Practically speaking, if I’m friends with a woman, and she starts dating someone, I take a step back in my friendship with her out of respect for the man she is dating. He shouldn’t have to be wondering who this Isaac guy is and why he keeps hanging around.
Not to mention the inevitable expiration date.
Perhaps you are not dating anyone, and he isn’t either. But if you agree that attraction and emotional intimacy can create problems when one or both of you are dating other people, you’re only going to be able to remain good friends for so long. Because you aren’t considering your friend to be boyfriend material, you will eventually find someone who is. If all goes well, your new boyfriend will one day become your spouse and will be the man who knows you the best. Then you can’t be friends anymore (at least, not like you were). In other words, your “just friends, but I tell him everything” relationship has a necessary expiration date (cue long trombone sound). Using someone as a placeholder is not friendship. For this reason, I think it’s best to leave room in your heart for only one male BFF—and that’s your partner.
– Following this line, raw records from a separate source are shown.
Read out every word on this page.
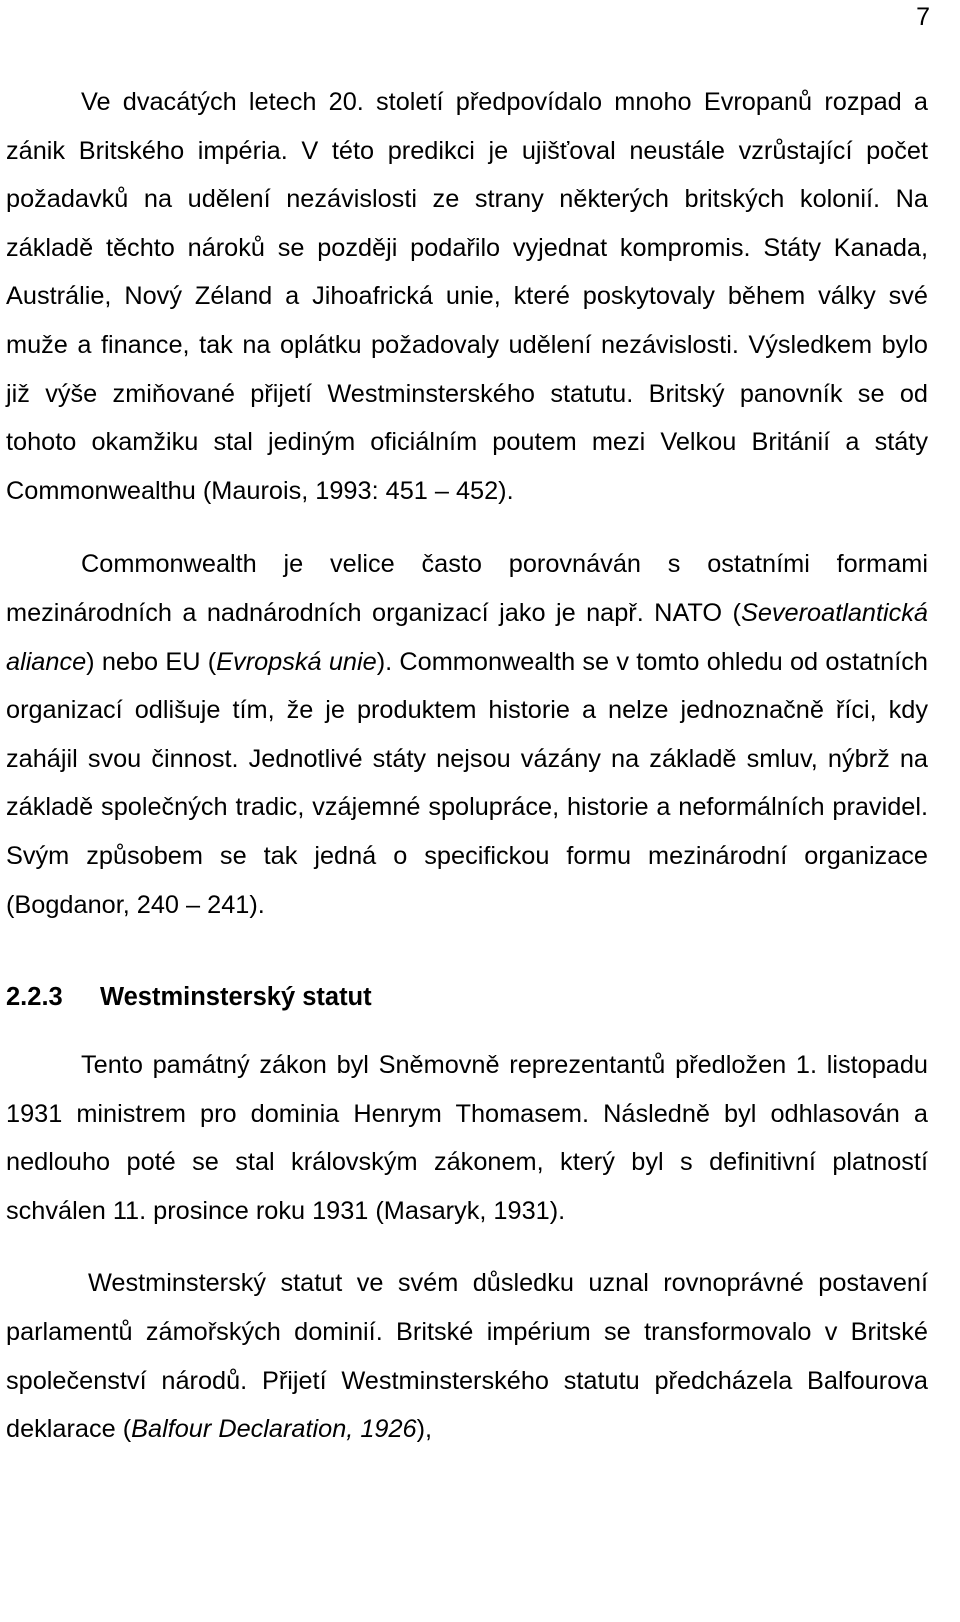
7

Ve dvacátých letech 20. století předpovídalo mnoho Evropanů rozpad a zánik Britského impéria. V této predikci je ujišťoval neustále vzrůstající počet požadavků na udělení nezávislosti ze strany některých britských kolonií. Na základě těchto nároků se později podařilo vyjednat kompromis. Státy Kanada, Austrálie, Nový Zéland a Jihoafrická unie, které poskytovaly během války své muže a finance, tak na oplátku požadovaly udělení nezávislosti. Výsledkem bylo již výše zmiňované přijetí Westminsterského statutu. Britský panovník se od tohoto okamžiku stal jediným oficiálním poutem mezi Velkou Británií a státy Commonwealthu (Maurois, 1993: 451 – 452).

Commonwealth je velice často porovnáván s ostatními formami mezinárodních a nadnárodních organizací jako je např. NATO (Severoatlantická aliance) nebo EU (Evropská unie). Commonwealth se v tomto ohledu od ostatních organizací odlišuje tím, že je produktem historie a nelze jednoznačně říci, kdy zahájil svou činnost. Jednotlivé státy nejsou vázány na základě smluv, nýbrž na základě společných tradic, vzájemné spolupráce, historie a neformálních pravidel. Svým způsobem se tak jedná o specifickou formu mezinárodní organizace (Bogdanor, 240 – 241).

2.2.3 Westminsterský statut

Tento památný zákon byl Sněmovně reprezentantů předložen 1. listopadu 1931 ministrem pro dominia Henrym Thomasem. Následně byl odhlasován a nedlouho poté se stal královským zákonem, který byl s definitivní platností schválen 11. prosince roku 1931 (Masaryk, 1931).

Westminsterský statut ve svém důsledku uznal rovnoprávné postavení parlamentů zámořských dominií. Britské impérium se transformovalo v Britské společenství národů. Přijetí Westminsterského statutu předcházela Balfourova deklarace (Balfour Declaration, 1926),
So how about dating casually instead?
Instead of settling into intimate “just friends” relationships, I would propose that men and women casually date each other, especially when they like each other but are not sure they like each other enough to date. Hang out in groups, go on coffee or happy hour dates, hell, even be a plus one for a wedding or professional event on occasion. But acknowledge the fact that this isn’t just two friends hanging out. Because you’re not “friends,” you leave open the possibility that sparks might fly sometime down the road, and keeping the formality of dating will hopefully help you to avoid undue emotional intimacy.
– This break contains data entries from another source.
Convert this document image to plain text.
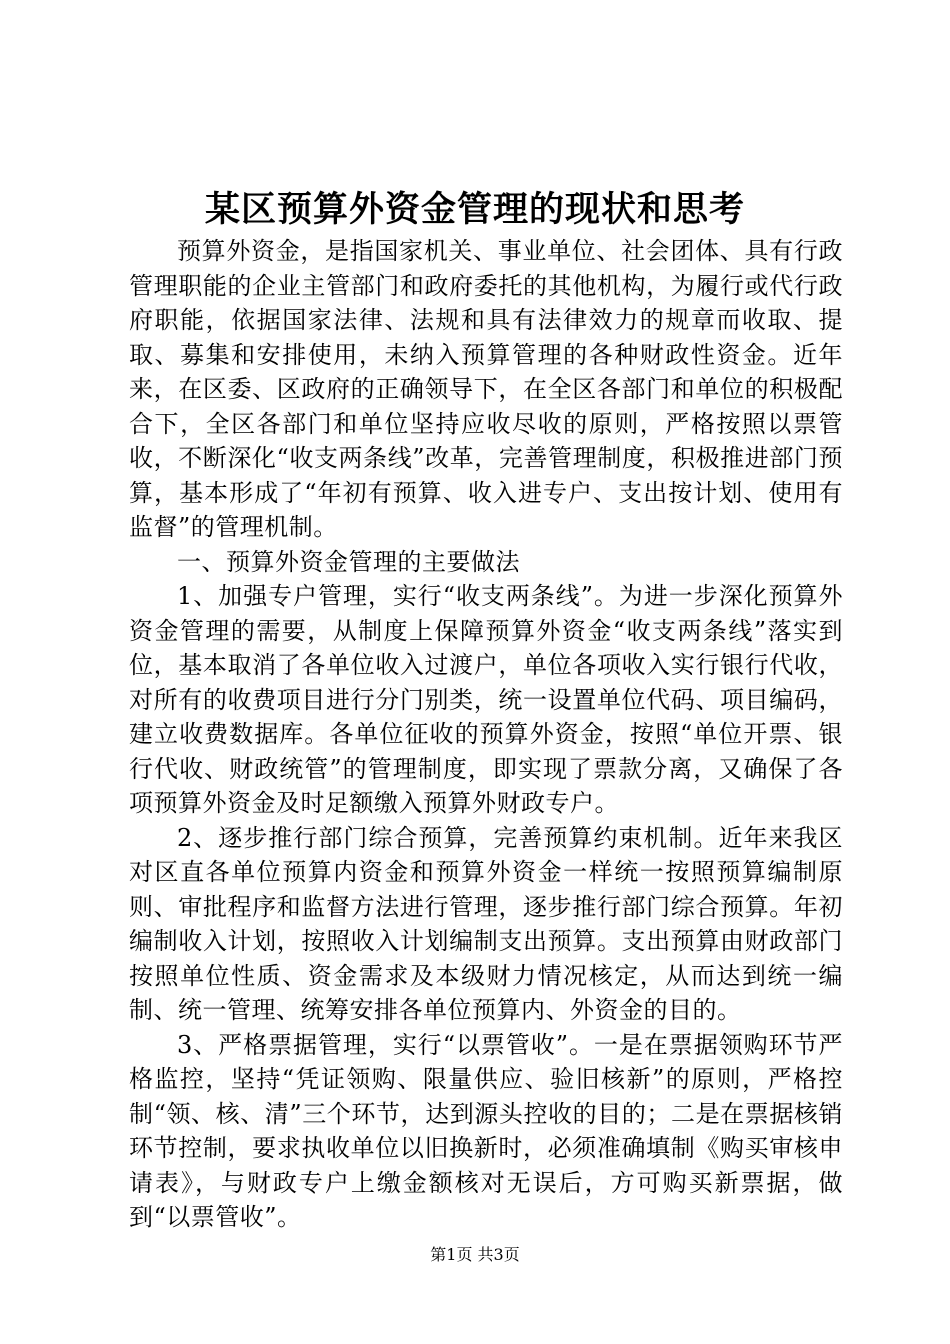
某区预算外资金管理的现状和思考

预算外资金，是指国家机关、事业单位、社会团体、具有行政管理职能的企业主管部门和政府委托的其他机构，为履行或代行政府职能，依据国家法律、法规和具有法律效力的规章而收取、提取、募集和安排使用，未纳入预算管理的各种财政性资金。近年来，在区委、区政府的正确领导下，在全区各部门和单位的积极配合下，全区各部门和单位坚持应收尽收的原则，严格按照以票管收，不断深化“收支两条线”改革，完善管理制度，积极推进部门预算，基本形成了“年初有预算、收入进专户、支出按计划、使用有监督”的管理机制。

一、预算外资金管理的主要做法

1、加强专户管理，实行“收支两条线”。为进一步深化预算外资金管理的需要，从制度上保障预算外资金“收支两条线”落实到位，基本取消了各单位收入过渡户，单位各项收入实行银行代收，对所有的收费项目进行分门别类，统一设置单位代码、项目编码，建立收费数据库。各单位征收的预算外资金，按照“单位开票、银行代收、财政统管”的管理制度，即实现了票款分离，又确保了各项预算外资金及时足额缴入预算外财政专户。

2、逐步推行部门综合预算，完善预算约束机制。近年来我区对区直各单位预算内资金和预算外资金一样统一按照预算编制原则、审批程序和监督方法进行管理，逐步推行部门综合预算。年初编制收入计划，按照收入计划编制支出预算。支出预算由财政部门按照单位性质、资金需求及本级财力情况核定，从而达到统一编制、统一管理、统筹安排各单位预算内、外资金的目的。

3、严格票据管理，实行“以票管收”。一是在票据领购环节严格监控，坚持“凭证领购、限量供应、验旧核新”的原则，严格控制“领、核、清”三个环节，达到源头控收的目的；二是在票据核销环节控制，要求执收单位以旧换新时，必须准确填制《购买审核申请表》，与财政专户上缴金额核对无误后，方可购买新票据，做到“以票管收”。

第1页 共3页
Don’t take any of this to mean that I think men and woman should occupy separate and unmixable social spheres. Having true female friends—the kind I invite to a group outing and enjoy getting to know better in an unambiguously friend-ly way—is a good thing. I think men and women alike would do well to make room for a middle ground, where you can have mutually beneficial relationships with several different people—without the messiness of noncommittal intimacy.